Respondent kept a detailed accounting of his wagers and every day noted his winnings and losses in a record book. In 1978, he had gross winnings of $70,000, but he bet $72,032; he thus realized a net gambling loss for the year of $2,032.

Respondent received $6,498 in income from other sources in 1978. This came from interest, dividends, capital gains, and salary earned before his job was terminated.

On the federal income tax return he filed for the calendar year 1978 respondent report as income only the $6,498 realized from nongambling sources. He did not report any gambling winnings or deduct any gambling losses.[3] He did not itemize deductions. Instead, he computed his tax liability from the tax tables.

Upon audit, the Commissioner of Internal Revenue determined that respondent's $70,000 in gambling winnings were to be included in his gross income and that, pursuant to § 165(d) of the Code, 26 U.S. C. § 165(d), a deduction was to be allowed for his gambling losses to the extent of these gambling gains. But the Commissioner further determined that, under the law as it was in 1978, a portion of respondent's $70,000 gambling-loss deduction was an item of tax preference and operated to subject him to the minimum tax under § 56(a) of the Code, 26 U.S. C. § 56(a) (1976 ed.). At that time, under statutory provisions in effect from 1976 until 1982, "items of tax preference" were lessened by certain deductions, but not by deductions not "attributable to a trade or business carried on by the taxpayer." §§ 57(a)(1) and (b)(1)(A), and § 62(1), 26 U.S. C. §§ 57(a)(1) and (b)(1)(A), and § 62(1) (1976 ed. and Supp. I).[4]

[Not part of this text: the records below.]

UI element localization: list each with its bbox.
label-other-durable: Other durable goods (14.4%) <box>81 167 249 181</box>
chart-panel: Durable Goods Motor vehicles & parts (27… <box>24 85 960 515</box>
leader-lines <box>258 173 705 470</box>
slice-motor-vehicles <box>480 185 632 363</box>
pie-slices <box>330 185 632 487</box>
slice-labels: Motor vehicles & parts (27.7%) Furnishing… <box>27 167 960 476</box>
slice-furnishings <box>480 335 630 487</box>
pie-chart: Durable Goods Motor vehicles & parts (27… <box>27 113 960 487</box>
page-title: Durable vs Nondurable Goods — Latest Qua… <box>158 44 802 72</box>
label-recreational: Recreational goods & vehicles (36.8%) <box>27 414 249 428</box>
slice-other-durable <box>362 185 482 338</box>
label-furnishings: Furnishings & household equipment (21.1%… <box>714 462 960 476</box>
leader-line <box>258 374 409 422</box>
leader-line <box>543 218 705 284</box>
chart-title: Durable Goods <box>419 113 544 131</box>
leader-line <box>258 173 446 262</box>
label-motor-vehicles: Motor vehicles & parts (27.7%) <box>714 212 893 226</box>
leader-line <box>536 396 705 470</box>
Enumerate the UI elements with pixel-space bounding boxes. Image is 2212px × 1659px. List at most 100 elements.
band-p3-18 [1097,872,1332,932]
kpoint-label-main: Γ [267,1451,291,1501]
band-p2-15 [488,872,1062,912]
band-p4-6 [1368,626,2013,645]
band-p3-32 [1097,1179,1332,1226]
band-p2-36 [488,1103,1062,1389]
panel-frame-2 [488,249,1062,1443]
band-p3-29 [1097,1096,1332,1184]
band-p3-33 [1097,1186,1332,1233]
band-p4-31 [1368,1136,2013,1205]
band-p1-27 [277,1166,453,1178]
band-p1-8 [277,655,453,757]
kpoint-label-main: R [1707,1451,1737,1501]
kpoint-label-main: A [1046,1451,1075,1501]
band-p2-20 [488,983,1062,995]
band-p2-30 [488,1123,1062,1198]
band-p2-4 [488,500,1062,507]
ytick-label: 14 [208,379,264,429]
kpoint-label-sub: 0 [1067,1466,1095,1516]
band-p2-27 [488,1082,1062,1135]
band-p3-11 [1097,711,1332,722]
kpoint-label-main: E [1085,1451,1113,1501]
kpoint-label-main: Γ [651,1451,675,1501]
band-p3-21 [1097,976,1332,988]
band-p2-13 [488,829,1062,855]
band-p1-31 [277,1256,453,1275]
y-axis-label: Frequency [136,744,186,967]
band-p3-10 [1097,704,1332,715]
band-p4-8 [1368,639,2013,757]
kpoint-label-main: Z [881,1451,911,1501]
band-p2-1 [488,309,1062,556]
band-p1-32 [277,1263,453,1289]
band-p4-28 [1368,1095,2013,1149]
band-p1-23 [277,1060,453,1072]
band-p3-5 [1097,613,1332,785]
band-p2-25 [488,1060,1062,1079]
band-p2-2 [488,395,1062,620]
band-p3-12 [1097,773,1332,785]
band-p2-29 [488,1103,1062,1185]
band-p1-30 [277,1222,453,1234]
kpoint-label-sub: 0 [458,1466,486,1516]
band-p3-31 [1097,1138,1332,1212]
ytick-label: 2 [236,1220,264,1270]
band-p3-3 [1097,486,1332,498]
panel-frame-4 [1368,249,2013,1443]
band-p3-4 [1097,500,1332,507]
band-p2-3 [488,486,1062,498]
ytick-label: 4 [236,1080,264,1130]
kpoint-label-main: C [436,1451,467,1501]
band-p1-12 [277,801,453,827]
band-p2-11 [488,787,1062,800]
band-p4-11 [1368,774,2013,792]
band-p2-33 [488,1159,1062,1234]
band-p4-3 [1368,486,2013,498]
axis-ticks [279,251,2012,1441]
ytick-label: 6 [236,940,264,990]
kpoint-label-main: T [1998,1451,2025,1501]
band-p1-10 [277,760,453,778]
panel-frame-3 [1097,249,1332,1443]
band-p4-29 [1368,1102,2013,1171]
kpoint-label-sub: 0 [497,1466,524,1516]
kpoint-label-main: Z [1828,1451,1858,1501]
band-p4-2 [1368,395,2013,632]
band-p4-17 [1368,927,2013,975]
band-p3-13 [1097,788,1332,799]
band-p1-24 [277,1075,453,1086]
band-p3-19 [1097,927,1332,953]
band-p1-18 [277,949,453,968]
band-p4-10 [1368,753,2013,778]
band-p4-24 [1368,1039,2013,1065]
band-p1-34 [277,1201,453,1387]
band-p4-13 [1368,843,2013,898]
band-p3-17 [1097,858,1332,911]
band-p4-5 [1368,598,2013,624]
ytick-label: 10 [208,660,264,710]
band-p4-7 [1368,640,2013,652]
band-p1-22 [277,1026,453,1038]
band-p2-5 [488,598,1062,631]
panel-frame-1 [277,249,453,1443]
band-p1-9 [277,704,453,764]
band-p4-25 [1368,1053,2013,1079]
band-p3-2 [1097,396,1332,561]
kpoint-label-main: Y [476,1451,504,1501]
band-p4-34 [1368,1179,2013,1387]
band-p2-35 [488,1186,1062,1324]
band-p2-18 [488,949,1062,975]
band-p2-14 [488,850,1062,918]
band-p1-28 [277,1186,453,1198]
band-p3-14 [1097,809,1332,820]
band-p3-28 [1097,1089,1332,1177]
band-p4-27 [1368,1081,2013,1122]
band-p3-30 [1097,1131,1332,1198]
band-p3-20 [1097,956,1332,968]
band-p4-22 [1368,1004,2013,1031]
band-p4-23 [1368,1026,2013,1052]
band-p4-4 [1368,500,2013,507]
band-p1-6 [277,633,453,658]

These determinations by the Commissioner produced a § 56(a) minimum tax of $2,142 and, with certain other adjustments not now in dispute, resulted in a total asserted tax deficiency of $2,522 for respondent for 1978.

Respondent sought redetermination of the deficiency in the United States Tax Court. That court, in a reviewed decision, with only two judges dissenting, held that respondent was in the trade or business of gambling, and that, as a consequence, no part of his gambling losses constituted an item of tax preference in determining any minimum tax for 1978. 82 T.C. 793 (1984). In so ruling, the court adhered to its earlier court-reviewed decision in Ditunno v. Commissioner, 80 T.C. 362 (1983). The court in Ditunno, id., at 371, had overruled Gentile v. Commissioner, 65 T.C. 1 (1975), a case where it had rejected the Commissioner's contention (contrary to his position here) that a full-time gambler was in a trade or business and therefore was subject to self-employment tax.

The United States Court of Appeals for the Seventh Circuit affirmed. 771 F.2d 269 (1985). Because of a conflict on the issue among Courts of Appeals,[5] we granted certiorari. 475 U.S. 1080 (1986).